Выходом из тупика стало знакомство с новейшим французским искусством. Датой своего рождения как художника Кончаловский считал 1907–1908 годы, когда во время второй поездки в Париж открыл для себя искусство Ван Гога, Сезанна, Матисса. По его словам, «при первом же взгляде Ван Гог захватил внутренним драматизмом своей живописи и тронул, “прямо до слез”»5. Кончаловский даже совершил поездку в Арль, чтобы ощутить истоки вангоговской красочности.

Другого рода влияние оказала на него живопись Сезанна. Это увлечение, не такое мгновенное и пылкое, оказалось одним из самых длительных в жизни Кончаловского. Позднее он говорил: «Метод понимания природы был мне дорог у Сезанна. <…> Я в те годы инстинктивно почуял, что без каких-то новых методов нет спасенья, нельзя найти дорогу к настоящему искусству. Оттого и ухватился за Сезанна, как утопающий за соломинку»6. Покорил Кончаловского и Матисс — не учитель, а ровесник, искусство которого вызвало совершенно новые, неожиданные эмоции: «Мороз продирает по коже, и становится жутко. <…> Матисс, по мне, не трогает, а рвет на части <…>, как коршун вырывает сердце Прометея»7.

Историки искусства давно задаются вопросом, насколько велика зависимость появления русского авангарда от западных источников. Некоторые исследователи прямо начинают его историю с покупки С.И.Щукиным и И.А.Морозовым картин постимпрессионистов, Матисса и Пикассо. Значит ли это, что, как полагали тогдашние критики, феномен нового искусства занесен к нам западным ветром? И не компрометирует ли авангард с его новаторскими амбициями это очевидное влияние, или смена влияний?

Думаю, что нет. Начало ХХ века — время своеобразной художественной глобализации. (К слову: международная конференция 2010 года, приуроченная к открытию выставки Кончаловского в Петербурге, удачно называлась «Глобальное эхо Сезанна».) Подобно тому, как в науке невозможно двигаться вперед, не зная современного состояния данной отрасли знания, искусству нового века, не усвоившему уроков Сезанна, не сделавшему выводов из его системы, грозила потеря актуальности. Эти уроки раскрепощали, освобождали от омертвевших традиций и академических правил; Кончаловский в письме к Машкову очень точно назвал полюбившихся ему французов «освободителями».
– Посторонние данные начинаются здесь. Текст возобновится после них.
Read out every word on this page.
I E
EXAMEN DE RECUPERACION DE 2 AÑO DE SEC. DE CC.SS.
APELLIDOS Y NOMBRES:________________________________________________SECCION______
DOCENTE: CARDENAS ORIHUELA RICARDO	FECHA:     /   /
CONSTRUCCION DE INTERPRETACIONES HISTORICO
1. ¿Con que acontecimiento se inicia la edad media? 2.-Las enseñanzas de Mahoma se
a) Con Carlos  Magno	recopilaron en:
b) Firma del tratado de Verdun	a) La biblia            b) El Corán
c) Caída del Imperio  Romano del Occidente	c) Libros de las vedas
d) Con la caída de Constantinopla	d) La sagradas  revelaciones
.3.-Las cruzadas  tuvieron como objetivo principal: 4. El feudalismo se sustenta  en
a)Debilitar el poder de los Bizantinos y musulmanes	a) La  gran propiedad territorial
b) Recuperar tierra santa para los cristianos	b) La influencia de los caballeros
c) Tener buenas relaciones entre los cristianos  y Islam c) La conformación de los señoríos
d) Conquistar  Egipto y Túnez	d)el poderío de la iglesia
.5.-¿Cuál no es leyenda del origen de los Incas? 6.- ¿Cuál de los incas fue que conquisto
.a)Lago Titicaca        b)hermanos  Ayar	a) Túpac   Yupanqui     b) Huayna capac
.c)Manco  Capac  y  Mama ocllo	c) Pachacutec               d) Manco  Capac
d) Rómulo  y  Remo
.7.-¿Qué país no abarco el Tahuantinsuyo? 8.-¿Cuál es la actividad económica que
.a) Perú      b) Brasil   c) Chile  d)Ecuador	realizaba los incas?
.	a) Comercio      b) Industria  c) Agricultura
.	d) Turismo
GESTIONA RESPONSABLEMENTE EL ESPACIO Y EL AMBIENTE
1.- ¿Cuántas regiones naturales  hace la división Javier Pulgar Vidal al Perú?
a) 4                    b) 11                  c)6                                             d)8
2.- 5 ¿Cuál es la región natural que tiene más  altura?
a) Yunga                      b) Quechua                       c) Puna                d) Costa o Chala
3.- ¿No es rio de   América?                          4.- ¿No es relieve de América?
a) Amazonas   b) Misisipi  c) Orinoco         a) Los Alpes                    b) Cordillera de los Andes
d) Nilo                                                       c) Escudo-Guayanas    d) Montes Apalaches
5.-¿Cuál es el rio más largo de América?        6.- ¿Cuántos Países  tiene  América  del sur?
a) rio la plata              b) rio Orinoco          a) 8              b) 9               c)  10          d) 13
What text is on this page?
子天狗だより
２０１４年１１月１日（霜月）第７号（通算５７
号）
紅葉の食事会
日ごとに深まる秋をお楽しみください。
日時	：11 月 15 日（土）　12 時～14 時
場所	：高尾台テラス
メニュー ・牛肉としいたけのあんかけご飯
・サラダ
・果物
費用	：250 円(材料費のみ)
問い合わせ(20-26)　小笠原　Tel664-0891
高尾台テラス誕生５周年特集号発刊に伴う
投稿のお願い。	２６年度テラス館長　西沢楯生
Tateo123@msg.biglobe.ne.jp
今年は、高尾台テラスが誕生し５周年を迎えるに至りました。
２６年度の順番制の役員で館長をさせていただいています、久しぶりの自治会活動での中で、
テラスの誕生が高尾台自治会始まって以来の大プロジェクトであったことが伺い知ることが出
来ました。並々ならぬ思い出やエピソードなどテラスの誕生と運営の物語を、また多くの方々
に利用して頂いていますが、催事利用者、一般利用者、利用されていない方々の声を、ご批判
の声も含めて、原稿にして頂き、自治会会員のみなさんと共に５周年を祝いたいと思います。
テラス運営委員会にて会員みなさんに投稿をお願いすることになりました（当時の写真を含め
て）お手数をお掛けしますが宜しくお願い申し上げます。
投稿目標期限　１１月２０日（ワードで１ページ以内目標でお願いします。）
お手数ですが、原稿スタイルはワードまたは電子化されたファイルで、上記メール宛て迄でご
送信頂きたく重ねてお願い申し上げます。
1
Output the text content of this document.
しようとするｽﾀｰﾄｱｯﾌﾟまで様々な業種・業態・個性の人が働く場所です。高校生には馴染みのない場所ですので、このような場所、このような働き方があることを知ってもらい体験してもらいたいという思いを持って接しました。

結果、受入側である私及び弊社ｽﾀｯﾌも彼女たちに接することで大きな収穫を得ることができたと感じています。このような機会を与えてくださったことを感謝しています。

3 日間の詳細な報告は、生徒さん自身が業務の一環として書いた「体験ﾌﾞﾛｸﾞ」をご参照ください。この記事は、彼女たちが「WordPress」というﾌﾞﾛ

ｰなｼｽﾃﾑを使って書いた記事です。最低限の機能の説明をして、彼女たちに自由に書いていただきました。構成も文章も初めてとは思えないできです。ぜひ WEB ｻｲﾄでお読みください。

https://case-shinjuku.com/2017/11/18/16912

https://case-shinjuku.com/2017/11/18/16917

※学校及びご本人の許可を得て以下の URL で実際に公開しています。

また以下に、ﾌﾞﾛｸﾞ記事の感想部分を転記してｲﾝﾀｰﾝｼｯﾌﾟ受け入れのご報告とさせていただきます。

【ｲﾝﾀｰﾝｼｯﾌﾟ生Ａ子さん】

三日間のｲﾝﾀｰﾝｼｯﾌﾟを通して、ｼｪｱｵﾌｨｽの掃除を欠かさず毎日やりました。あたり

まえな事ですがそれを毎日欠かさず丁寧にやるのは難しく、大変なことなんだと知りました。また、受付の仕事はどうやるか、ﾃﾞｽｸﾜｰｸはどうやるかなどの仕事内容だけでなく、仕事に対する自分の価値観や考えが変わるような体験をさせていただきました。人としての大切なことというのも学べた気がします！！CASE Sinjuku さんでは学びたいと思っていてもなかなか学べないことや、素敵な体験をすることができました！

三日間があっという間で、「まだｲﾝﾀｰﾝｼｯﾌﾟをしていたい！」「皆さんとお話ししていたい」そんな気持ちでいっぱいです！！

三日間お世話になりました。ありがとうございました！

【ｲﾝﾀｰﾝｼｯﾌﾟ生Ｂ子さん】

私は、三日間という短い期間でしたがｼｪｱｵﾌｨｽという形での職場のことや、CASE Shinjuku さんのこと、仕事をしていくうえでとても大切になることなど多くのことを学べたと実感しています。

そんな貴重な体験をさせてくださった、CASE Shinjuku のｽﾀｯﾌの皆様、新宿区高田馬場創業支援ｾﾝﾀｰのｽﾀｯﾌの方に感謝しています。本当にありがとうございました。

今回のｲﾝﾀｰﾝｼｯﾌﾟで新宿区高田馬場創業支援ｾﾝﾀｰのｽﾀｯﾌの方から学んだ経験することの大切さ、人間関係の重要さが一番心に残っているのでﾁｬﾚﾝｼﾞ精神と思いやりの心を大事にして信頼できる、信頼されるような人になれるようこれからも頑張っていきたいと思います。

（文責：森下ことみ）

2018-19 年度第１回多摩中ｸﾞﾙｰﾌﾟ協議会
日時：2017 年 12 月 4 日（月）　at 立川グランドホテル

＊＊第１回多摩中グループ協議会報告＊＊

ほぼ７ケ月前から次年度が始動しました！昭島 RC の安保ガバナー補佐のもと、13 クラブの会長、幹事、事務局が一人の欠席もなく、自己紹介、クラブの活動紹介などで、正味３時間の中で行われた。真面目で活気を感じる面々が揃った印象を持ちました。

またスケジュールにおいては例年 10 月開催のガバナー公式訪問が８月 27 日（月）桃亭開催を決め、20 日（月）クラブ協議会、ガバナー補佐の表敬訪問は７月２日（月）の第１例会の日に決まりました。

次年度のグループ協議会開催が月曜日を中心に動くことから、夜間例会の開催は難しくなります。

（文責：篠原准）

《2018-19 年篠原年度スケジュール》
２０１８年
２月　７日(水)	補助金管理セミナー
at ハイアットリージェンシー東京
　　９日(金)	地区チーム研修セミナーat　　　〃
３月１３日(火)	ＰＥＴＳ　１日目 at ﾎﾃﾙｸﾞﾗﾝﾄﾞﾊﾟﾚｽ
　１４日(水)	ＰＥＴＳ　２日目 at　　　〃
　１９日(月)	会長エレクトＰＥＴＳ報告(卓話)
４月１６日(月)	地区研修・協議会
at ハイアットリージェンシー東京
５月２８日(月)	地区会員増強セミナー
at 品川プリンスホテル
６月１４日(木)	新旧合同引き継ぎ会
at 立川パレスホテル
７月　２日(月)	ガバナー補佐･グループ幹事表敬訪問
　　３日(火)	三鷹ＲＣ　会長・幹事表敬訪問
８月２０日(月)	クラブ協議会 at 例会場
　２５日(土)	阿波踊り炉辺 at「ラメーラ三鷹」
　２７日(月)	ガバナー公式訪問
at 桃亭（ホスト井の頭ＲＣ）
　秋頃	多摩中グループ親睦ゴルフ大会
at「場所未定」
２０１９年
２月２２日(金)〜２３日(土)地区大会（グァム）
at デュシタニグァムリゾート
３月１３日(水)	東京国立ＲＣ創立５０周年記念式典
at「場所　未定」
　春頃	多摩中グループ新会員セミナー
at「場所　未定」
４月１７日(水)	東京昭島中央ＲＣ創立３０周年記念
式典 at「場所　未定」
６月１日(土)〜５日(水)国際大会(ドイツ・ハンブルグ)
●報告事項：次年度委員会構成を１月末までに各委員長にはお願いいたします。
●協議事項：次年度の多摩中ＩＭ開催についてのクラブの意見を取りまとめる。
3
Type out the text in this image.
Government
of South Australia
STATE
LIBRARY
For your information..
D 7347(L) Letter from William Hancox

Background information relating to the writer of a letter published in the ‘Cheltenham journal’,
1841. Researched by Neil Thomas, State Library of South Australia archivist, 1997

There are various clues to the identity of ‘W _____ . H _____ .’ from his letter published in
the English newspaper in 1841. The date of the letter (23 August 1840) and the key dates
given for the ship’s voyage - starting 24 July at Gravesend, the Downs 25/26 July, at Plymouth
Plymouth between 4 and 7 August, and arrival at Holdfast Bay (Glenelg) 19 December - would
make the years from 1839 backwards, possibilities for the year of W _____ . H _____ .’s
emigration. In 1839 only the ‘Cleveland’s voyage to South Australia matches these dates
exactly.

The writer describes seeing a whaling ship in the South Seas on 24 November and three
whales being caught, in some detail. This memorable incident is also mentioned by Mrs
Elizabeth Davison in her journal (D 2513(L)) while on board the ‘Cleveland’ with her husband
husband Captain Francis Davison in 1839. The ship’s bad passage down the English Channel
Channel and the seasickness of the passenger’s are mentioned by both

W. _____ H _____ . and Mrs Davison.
Если теперь рассмотреть работы Кончаловского 1910 года, то бросится в глаза их индивидуальное и национальное своеобразие. В «Испанке» еще много матиссовского, но «Бой быков» не имеет аналогов в европейской живописи. Лапидарный, «грубый» стиль этого произведения берет начало в народном искусстве, которое Кончаловский очень любил: «Помните этих троицких игрушечников, которые всю свою жизнь резали из дерева какого-нибудь игрушечного медведя с мужиком. С какой простотой и силой передавали они самое существо зверя и человека, пуская в дело элементарнейшие средства, все сводя к двум-трем характернейшим деталям. Вот так именно, “по-мужицки”, “по-игрушечному” и хотелось мне дать быка во время боя. Хотелось, чтобы он казался не то игрушкой, не то самим “дьяволом”, как изображали его в средние века в церковных притворах»8. Для этого автор существенно переработал этюд, сделанный во время корриды, уничтожив то, что пленило его в натуре. «Меня поразила яркость красок: желтый песок, голубое небо и совершенно изумрудные тени, – вспоминал Кончаловский. – Когда писал потом бой быков, я все боялся взять краски в полную силу – никто не поверил бы такой невероятной яркости в цвете»9.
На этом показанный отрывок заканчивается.